IMPORTANT NOTES: - Congratulations! Your certificate and chain have been saved at /etc/letsencrypt/live/git.example.com/fullchain.pem. Your cert will expire on 2016-12-09. To obtain a new or tweaked version of this certificate in the future, simply run certbot-auto again. To non-interactively renew *all* of your certificates, run "certbot-auto renew" - If you like Certbot, please consider supporting our work by:

Donating to ISRG / Let's Encrypt: https://letsencrypt.org/donate Donating to EFF: https://eff.org/donate-le

Once done you can configure nginx to use SSL certificates by editing the virtual host configuration file using the following command.

    nano /etc/nginx/conf.d/gogs.conf

Now replace the existing contents with the new content shown below.

    server {
        listen 80;
        server_name git.example.com;
        return 302 https://$server_name$request_uri;
    }

server { listen 443 ssl; server_name git.example.com;

ssl_certificate /etc/letsencrypt/live/git.example.com/fullchain.pem; ssl_certificate_key /etc/letsencrypt/live/git.example.com/privkey.pem;

location / { proxy_set_header X-Real-IP $remote_addr; proxy_pass http://localhost:3000; } }

Replace git.example.com with your domain name and also change the path of SSL certificates as required. Once done start your nginx server using the following command.

    systemctl start nginx

Installation Using Web Installer

Now you can browse your site on https://your-domain.com. Once you browse your site you will see following screen.

In Database Setting choose the database type, in this case it will be MySQL. The host should not be changed, and as we have used root user to create MySQL database, the user should be root. Enter the password of your MySQL root user. Database name should also be left as gogs.

In Application General Settings, provide a name for your Application, you can give the name of your organisation. Provide a path for your repositories. You can choose to leave it as it is or you can also change the path as required. Make sure that the directory is under Gogs home directory which is /home/gogs/. All the git remote repositories will be saved here.
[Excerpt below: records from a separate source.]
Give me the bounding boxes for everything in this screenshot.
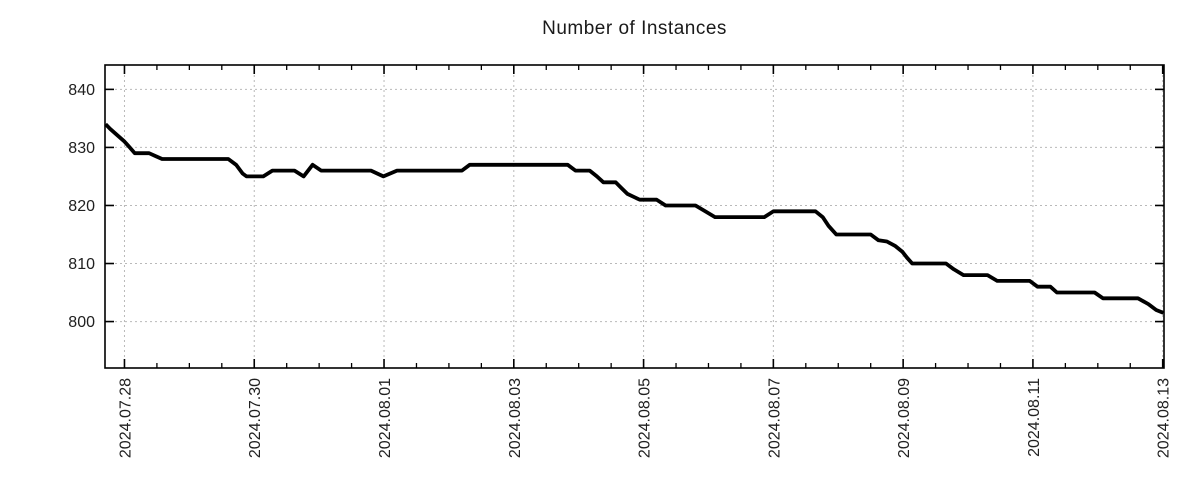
x-tick-label: 2024.08.13: [1156, 378, 1173, 458]
x-tick-label: 2024.08.11: [1026, 378, 1043, 457]
x-tick-label: 2024.07.28: [117, 378, 134, 458]
y-tick-label: 830: [68, 140, 95, 157]
y-tick-label: 800: [68, 314, 95, 331]
data-line-instances: [104, 122, 1165, 315]
y-tick-label: 820: [68, 198, 95, 215]
y-tick-label: 810: [68, 256, 95, 273]
y-tick-label: 840: [68, 82, 95, 99]
chart-title: Number of Instances: [542, 18, 727, 39]
x-tick-label: 2024.07.30: [247, 378, 264, 458]
x-tick-label: 2024.08.01: [377, 378, 394, 458]
x-tick-label: 2024.08.07: [766, 378, 783, 458]
x-tick-label: 2024.08.09: [896, 378, 913, 458]
plot-frame: [104, 64, 1165, 369]
x-tick-label: 2024.08.03: [507, 378, 524, 458]
x-tick-label: 2024.08.05: [637, 378, 654, 458]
In Run As option choose the user which runs Gogs, also has access to the repository root path. In our case, it should be left as gogs. Now provide the domain name for your repository. This domain name will be used when cloning via SSH. Do not include http:// or www in this domain name. Provide a port for SSH, it should be left as 22 unless changed. Provide a port on which the application will listen, it should be left as 3000. Now provide the HTTP Application url of your Git server. It should be in https://git.example.com format. Choose a path to store the logs.

Furthermore you can configure the SMTP settings to that Gogs can send email notification to the user. If you do not have SMTP credentials you can skip this configuration.

In Admin Account Settings, provide a username for administrator, it must be something other than admin. Provide the password for the administrator account twice and provide a email for admin account.

Finally click on Install Gogs button to launch the web installer. Once the installation finishes you will be automatically logged into the dashboard.

Using Gogs

Once you are logged in you can create repository by click on Add icon and selecting New Repository option.

In New Repository interface, provide the required information and press Create Repository button.

Once the repository has been created you will be taken to the dashboard for your new repository.

From here you can see the URL by which the repository can be cloned anywhere. You can also clone it on your system by running the following command.

    git clone https://git.example.com/liptan/testrepo.git

Change the Repository URL according to the URL generated.

From the dashboard you can create a new file or upload an existing file into the repository. You can also edit the files using the web based interface by clicking on the name of the file.

Conclusion

In this tutorial we have learnt to install Gogs on CentOS 7.x, You can now easily host a private Git repository on your server even if do not have huge resources. You can also easily create repositories and collaborate with others. If you want more features then Gogs provides, you can install GitLab on your CentOS server.